Parakeet 0.6b CTC Spanish English (es-US)	NVIDIA	❌
Conformer CTC Spanish (es-US)	NVIDIA	❌
Canary 1b Multilingual	NVIDIA	❌
Whisper Large v3 Multilingual	OpenAI	❌
Nemotron ASR Streaming	NVIDIA	❌

The environment variable NIM_TAGS_SELECTOR is used to specify the desired model and inference mode. It is specified as comma-separated key-value pairs. Some ASR models support different inference modes tuned for different use cases. Available modes include streaming low latency (str), streaming high throughput (str-thr), and offline (ofl). Setting the mode to all deploys all inference modes where applicable.

Note

Parakeet 0.6b CTC English (en-US) uses FP8 on supported hardware. All other models use FP16.

Parakeet 0.6b CTC English#

Model information

To use this model, set CONTAINER_ID to parakeet-0-6b-ctc-en-us . Choose a value for NIM_TAGS_SELECTOR from the following table as needed. For further instructions, refer to Launching the ASR NIM.

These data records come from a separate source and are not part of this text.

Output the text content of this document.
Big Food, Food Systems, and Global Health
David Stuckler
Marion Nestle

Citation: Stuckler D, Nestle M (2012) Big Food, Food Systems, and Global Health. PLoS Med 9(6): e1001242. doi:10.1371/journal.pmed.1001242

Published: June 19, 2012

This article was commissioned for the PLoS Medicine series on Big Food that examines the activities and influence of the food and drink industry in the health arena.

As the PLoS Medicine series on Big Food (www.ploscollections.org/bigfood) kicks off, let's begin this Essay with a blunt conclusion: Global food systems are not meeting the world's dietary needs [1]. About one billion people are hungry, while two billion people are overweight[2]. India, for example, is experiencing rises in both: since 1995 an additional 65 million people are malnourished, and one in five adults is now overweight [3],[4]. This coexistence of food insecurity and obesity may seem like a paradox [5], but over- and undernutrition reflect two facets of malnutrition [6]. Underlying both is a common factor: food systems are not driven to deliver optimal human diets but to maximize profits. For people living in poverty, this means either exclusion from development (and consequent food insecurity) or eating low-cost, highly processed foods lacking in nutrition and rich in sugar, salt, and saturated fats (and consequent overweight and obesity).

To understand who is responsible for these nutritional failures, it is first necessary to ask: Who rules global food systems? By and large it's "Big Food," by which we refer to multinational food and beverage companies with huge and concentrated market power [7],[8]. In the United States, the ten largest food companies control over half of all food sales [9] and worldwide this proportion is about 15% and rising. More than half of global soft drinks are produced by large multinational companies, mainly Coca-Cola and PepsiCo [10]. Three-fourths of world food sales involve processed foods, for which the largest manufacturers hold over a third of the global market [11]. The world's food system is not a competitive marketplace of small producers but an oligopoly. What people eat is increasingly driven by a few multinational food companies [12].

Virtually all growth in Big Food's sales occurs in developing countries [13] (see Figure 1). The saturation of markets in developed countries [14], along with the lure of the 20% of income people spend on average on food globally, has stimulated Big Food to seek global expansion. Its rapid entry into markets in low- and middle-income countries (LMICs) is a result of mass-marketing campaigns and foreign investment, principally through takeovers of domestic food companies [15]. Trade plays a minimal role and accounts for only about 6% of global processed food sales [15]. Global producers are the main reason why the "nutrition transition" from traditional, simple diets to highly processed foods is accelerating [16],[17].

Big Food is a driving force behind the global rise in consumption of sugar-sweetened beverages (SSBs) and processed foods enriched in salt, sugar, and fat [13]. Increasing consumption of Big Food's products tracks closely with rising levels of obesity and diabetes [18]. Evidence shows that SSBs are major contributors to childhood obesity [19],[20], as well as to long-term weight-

Profile (Selected using `NIM_TAGS_SELECTOR`)	Inference Mode	Batch Size	CPU Memory (GB)	GPU Memory (GB)
`name=parakeet-0-6b-ctc-en-us,bs=1,mode=ofl,diarizer=disabled,vad=default`	offline	1	4.511	3.08
`name=parakeet-0-6b-ctc-en-us,bs=1,mode=str,diarizer=disabled,vad=default`	streaming	1	4.676	3.07
`name=parakeet-0-6b-ctc-en-us,mode=ofl,diarizer=disabled,vad=default`	offline	1024	5.201	11.93
`name=parakeet-0-6b-ctc-en-us,mode=str,diarizer=disabled,vad=default`	streaming	1024	1.54	3.07
`name=parakeet-0-6b-ctc-en-us,mode=str-thr,diarizer=disabled,vad=default`	streaming-throughput	1024	2.257	7.02
`name=parakeet-0-6b-ctc-en-us,mode=all,diarizer=disabled,vad=default`	all	1024	13.85	21.73

Note

Profiles with a Batch Size of 1 are optimized for the lowest memory usage and support only a single session at a time. These profiles are recommended for WSL2 deployment or scenarios with a single inference request client.

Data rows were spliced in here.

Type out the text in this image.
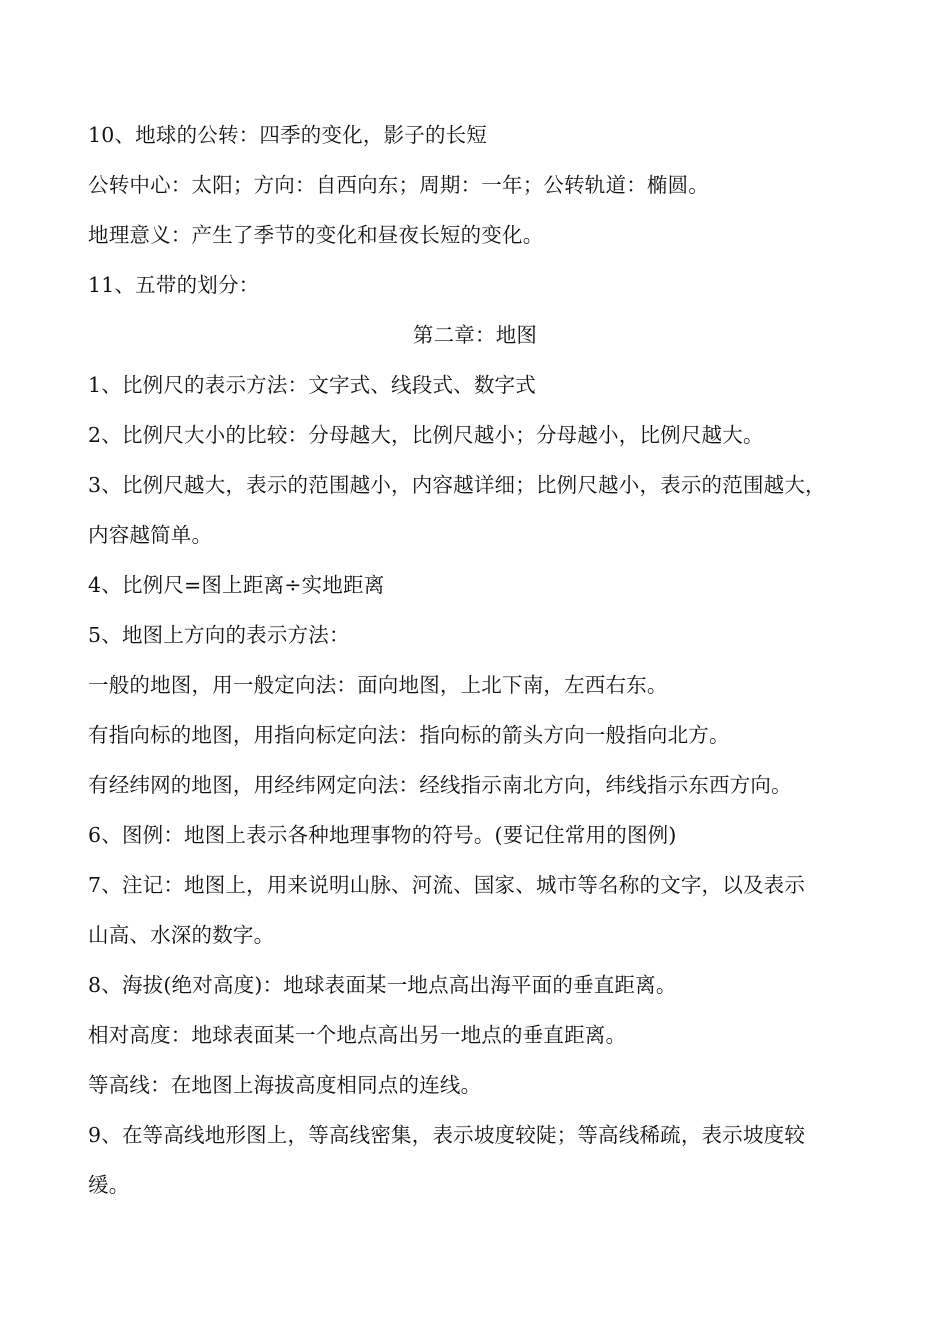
10、地球的公转：四季的变化，影子的长短
公转中心：太阳；方向：自西向东；周期：一年；公转轨道：椭圆。
地理意义：产生了季节的变化和昼夜长短的变化。
11、五带的划分：
第二章：地图
1、比例尺的表示方法：文字式、线段式、数字式
2、比例尺大小的比较：分母越大，比例尺越小；分母越小，比例尺越大。
3、比例尺越大，表示的范围越小，内容越详细；比例尺越小，表示的范围越大，
内容越简单。
4、比例尺=图上距离÷实地距离
5、地图上方向的表示方法：
一般的地图，用一般定向法：面向地图，上北下南，左西右东。
有指向标的地图，用指向标定向法：指向标的箭头方向一般指向北方。
有经纬网的地图，用经纬网定向法：经线指示南北方向，纬线指示东西方向。
6、图例：地图上表示各种地理事物的符号。(要记住常用的图例)
7、注记：地图上，用来说明山脉、河流、国家、城市等名称的文字，以及表示
山高、水深的数字。
8、海拔(绝对高度)：地球表面某一地点高出海平面的垂直距离。
相对高度：地球表面某一个地点高出另一地点的垂直距离。
等高线：在地图上海拔高度相同点的连线。
9、在等高线地形图上，等高线密集，表示坡度较陡；等高线稀疏，表示坡度较
缓。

Speech Recognition with VAD and Speaker Diarization#

The profiles with silero and sortformer use Silero VAD to detect start and end of utterance and Sortformer SD for speaker diarization. End of utterance detection using VAD is more accurate than the Acoustic model based end of utterance detection, which is used in other profiles. This profile has better robustness to noise and generates lesser spurious transcripts compared to other profiles. It is also useful for applications where multiple speakers are present in the audio, such as call centers or meetings.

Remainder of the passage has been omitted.